Halle/Saalekreis Halle/Saalekreis: Mathe ist leichter als Tischdecken
Halle (Saale)/MZ. - An seine Grundschulzeit erinnert sich der zwölfjährige Schüler Luca Nendel vom Burg-Gymnasium Wettin nur ungern. Damals, als er noch keine sichere Diagnose erhalten hatte, fühlte sich Luca im Unterricht oft unterfordert und wurde wegen seiner unansehnlichen Schrift immer wieder kritisiert. Dass der schüchterne Junge das Asperger-Syndrom hat, wurde erst festgestellt, als er schon am Burg-Gymnasium im ersten Halbjahr Schüler war. "Mit der Diagnose hatte man endlich Worte, die ihn erklärten. Man traf Menschen, die sein Verhalten sofort verstehen konnten", sagt Ulrike Nendel, die stolz auf ihren Sohn ist.
Seit der Feststellung hilft dem Siebentklässler die Sonderpädagogin Andrea Papendick. "Die Zusammenarbeit läuft sehr gut", sagt die Pädagogin zufrieden. "Von den Schülern können ja selbst die Lehrer noch lernen." Außerdem werde das Verständnis und Sozialverhalten bei den Schülern gefördert. Dass die Integration des autistischen Schülers am Burg-Gymnasium Wettin gut gelungen ist, zeigt nun auch das zweite Kind mit dem Asperger-Syndrom an der Schule, das ebenfalls von Papendick betreut wird. "Das Lehrerteam ist sehr interessiert daran, dass Luca im Unterricht mitkommt", sagt Ulrike Nendel.
Ihre Familie hat sich dafür entschieden, mit dem Autismus ihres Sohnes offen umzugehen: Die Mitschüler wissen davon und hänseln ihn nicht - selbst wenn es für ihn hin und wieder kleine Sonderreglungen gibt.

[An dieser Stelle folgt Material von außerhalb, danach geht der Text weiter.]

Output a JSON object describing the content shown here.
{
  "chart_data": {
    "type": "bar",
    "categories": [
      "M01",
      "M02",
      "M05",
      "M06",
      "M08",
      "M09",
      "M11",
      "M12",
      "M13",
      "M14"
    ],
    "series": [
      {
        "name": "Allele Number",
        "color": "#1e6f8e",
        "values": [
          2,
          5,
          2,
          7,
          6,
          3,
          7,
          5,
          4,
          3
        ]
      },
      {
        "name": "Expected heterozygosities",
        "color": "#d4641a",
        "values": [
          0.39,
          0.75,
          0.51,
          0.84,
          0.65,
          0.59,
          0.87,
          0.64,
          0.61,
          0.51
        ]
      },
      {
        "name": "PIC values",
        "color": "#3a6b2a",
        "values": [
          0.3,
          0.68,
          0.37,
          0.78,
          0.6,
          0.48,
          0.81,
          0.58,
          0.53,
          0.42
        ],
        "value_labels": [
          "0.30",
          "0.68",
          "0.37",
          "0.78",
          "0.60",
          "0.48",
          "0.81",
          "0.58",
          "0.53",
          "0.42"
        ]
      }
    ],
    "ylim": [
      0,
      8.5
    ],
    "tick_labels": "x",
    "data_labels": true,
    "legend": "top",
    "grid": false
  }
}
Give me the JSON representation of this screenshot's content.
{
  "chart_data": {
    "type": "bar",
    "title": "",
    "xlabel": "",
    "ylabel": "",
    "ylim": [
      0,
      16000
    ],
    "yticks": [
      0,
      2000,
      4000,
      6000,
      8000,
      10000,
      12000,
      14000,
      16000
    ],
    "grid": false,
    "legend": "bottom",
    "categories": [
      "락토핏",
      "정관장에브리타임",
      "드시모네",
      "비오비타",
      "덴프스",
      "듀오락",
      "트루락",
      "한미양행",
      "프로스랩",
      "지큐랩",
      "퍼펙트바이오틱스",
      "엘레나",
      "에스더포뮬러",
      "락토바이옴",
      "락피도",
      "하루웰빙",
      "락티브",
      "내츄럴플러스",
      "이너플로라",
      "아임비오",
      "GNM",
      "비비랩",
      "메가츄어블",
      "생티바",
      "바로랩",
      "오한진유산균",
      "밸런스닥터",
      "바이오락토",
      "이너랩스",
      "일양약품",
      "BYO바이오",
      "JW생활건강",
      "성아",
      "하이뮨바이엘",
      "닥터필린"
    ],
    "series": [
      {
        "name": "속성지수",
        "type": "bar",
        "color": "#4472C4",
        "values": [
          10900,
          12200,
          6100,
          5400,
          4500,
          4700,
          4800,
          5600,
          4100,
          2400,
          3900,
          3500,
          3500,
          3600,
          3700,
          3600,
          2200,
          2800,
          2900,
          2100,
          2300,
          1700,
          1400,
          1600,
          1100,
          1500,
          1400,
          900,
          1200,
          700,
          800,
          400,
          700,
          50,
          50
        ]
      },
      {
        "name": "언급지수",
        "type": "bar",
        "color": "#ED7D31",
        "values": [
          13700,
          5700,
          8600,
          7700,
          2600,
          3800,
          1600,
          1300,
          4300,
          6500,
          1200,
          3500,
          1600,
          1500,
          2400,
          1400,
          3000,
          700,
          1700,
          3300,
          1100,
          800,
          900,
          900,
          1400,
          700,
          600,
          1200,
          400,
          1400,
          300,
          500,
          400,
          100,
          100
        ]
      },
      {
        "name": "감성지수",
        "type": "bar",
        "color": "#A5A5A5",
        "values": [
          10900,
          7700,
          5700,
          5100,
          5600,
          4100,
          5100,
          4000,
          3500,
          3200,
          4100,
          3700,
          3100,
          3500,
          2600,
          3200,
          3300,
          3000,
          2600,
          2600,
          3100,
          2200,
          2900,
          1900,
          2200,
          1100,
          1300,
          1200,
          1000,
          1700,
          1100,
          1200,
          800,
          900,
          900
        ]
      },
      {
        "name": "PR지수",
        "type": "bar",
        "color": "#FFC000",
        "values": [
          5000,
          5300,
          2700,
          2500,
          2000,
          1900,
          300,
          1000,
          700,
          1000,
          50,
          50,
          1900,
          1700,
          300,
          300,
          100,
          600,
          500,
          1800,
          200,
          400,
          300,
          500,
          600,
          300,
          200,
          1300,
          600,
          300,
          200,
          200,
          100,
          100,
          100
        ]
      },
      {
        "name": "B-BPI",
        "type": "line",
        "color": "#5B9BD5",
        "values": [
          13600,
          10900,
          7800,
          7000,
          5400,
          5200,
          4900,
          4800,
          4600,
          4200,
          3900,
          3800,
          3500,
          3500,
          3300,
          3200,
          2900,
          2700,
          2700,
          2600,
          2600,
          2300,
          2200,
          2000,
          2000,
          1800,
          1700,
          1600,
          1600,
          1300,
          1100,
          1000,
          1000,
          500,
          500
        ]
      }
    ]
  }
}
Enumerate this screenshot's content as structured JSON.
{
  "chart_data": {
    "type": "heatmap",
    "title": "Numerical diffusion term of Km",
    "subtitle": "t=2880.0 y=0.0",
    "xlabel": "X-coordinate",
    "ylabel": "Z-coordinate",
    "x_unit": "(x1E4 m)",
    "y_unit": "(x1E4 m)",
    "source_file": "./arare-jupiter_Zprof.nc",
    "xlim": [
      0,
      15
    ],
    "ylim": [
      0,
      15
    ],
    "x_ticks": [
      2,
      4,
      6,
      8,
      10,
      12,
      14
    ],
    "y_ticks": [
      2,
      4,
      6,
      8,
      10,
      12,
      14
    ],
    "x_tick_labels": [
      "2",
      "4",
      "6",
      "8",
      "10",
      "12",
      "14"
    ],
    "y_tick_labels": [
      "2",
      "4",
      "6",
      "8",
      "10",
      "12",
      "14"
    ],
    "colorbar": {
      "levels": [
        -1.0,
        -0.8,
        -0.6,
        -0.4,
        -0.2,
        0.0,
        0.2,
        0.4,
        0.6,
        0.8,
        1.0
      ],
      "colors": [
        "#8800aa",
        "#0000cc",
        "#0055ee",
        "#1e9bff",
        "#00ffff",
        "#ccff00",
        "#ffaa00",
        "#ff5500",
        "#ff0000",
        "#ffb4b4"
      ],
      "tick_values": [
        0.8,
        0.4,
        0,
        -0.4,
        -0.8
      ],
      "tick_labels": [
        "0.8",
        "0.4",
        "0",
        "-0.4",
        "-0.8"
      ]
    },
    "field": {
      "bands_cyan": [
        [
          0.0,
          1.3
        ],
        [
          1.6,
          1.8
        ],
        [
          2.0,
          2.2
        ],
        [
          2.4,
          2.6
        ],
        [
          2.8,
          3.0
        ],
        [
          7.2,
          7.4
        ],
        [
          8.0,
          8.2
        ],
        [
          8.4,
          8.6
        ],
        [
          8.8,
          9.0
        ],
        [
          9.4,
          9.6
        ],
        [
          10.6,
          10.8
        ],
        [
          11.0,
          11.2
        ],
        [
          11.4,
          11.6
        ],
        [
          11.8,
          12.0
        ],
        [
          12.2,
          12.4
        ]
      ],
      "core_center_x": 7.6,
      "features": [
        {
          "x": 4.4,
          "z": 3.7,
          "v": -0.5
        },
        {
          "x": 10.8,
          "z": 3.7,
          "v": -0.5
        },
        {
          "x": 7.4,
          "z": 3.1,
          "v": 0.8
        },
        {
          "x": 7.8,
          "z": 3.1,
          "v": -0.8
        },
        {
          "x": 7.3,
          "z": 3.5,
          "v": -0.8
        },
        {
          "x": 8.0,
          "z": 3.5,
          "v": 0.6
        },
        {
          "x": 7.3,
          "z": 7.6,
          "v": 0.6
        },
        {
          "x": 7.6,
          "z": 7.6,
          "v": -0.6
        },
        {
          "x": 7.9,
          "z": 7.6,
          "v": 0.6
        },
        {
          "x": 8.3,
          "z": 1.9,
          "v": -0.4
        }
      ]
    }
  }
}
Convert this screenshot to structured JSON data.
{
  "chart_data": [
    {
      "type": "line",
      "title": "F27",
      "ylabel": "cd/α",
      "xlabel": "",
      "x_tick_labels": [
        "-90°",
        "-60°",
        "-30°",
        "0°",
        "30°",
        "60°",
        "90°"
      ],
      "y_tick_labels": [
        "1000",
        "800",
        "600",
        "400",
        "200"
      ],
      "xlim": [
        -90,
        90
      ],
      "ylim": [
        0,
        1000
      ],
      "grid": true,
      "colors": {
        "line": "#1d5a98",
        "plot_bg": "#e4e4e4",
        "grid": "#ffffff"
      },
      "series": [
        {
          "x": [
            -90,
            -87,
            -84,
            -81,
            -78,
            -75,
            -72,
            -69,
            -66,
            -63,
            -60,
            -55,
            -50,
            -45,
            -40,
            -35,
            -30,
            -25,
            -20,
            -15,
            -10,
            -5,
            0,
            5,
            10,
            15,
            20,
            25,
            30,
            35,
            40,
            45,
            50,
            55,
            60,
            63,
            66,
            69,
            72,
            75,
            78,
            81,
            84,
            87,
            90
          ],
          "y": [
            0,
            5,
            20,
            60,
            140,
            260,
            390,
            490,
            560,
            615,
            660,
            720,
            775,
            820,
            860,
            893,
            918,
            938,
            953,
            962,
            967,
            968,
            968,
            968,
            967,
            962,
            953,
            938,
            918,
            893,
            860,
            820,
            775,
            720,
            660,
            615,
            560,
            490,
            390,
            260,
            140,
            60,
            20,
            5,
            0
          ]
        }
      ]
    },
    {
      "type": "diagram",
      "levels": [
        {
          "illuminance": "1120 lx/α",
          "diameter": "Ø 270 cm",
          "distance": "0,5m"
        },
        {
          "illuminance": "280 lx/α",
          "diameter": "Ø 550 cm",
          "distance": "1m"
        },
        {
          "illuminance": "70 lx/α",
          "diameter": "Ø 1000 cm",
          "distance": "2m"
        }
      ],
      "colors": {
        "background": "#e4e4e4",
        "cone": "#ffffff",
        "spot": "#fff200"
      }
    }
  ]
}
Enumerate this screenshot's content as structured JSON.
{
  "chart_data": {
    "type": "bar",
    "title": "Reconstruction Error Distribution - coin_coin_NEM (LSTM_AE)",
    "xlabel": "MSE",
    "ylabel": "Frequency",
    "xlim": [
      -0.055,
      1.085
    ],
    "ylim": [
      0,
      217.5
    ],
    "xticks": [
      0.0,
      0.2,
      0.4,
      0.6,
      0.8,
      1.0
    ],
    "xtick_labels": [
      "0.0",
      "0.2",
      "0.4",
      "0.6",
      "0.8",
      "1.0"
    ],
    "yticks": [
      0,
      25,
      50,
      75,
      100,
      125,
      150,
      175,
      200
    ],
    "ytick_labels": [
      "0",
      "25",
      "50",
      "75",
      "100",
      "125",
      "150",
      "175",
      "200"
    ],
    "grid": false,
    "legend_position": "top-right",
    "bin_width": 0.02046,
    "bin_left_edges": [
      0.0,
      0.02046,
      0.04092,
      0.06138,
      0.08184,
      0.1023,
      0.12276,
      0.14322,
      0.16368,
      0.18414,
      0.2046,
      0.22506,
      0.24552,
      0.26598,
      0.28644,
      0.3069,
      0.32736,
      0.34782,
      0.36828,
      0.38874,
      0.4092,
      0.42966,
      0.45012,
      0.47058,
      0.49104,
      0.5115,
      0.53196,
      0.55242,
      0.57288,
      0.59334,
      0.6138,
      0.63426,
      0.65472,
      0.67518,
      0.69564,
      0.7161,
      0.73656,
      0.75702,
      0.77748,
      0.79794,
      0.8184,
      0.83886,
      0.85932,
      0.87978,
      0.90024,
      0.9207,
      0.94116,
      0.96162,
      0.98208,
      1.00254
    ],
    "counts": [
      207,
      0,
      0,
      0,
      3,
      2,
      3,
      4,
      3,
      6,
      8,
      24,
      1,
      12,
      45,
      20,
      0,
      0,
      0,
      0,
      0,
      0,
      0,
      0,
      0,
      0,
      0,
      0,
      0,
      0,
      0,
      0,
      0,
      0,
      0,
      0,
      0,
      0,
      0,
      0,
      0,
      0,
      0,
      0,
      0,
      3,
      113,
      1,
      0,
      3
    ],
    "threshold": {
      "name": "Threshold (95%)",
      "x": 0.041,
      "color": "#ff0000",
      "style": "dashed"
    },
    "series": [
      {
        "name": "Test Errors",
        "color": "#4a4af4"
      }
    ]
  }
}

So nimmt ihn Andrea Papendick auch an manchen Tagen aus dem Unterricht und lässt Luca eine Klassenarbeit in einem leeren Raum schreiben: "Luca braucht mehr Ruhe und klarere Aufgabenstellungen als die anderen Schüler." Sonst sei er aber ein guter Schüler. "Vor allem Mathematik und Physik machen ihm Spaß", sagt seine Mutter und erklärt, dass ihr Sohn gut im logischen Denken und Erfassen von Sachverhalten ist. "Wenn es in Ethik um faktisches Wissen geht, kann ihm auch dieses Fach Spaß machen."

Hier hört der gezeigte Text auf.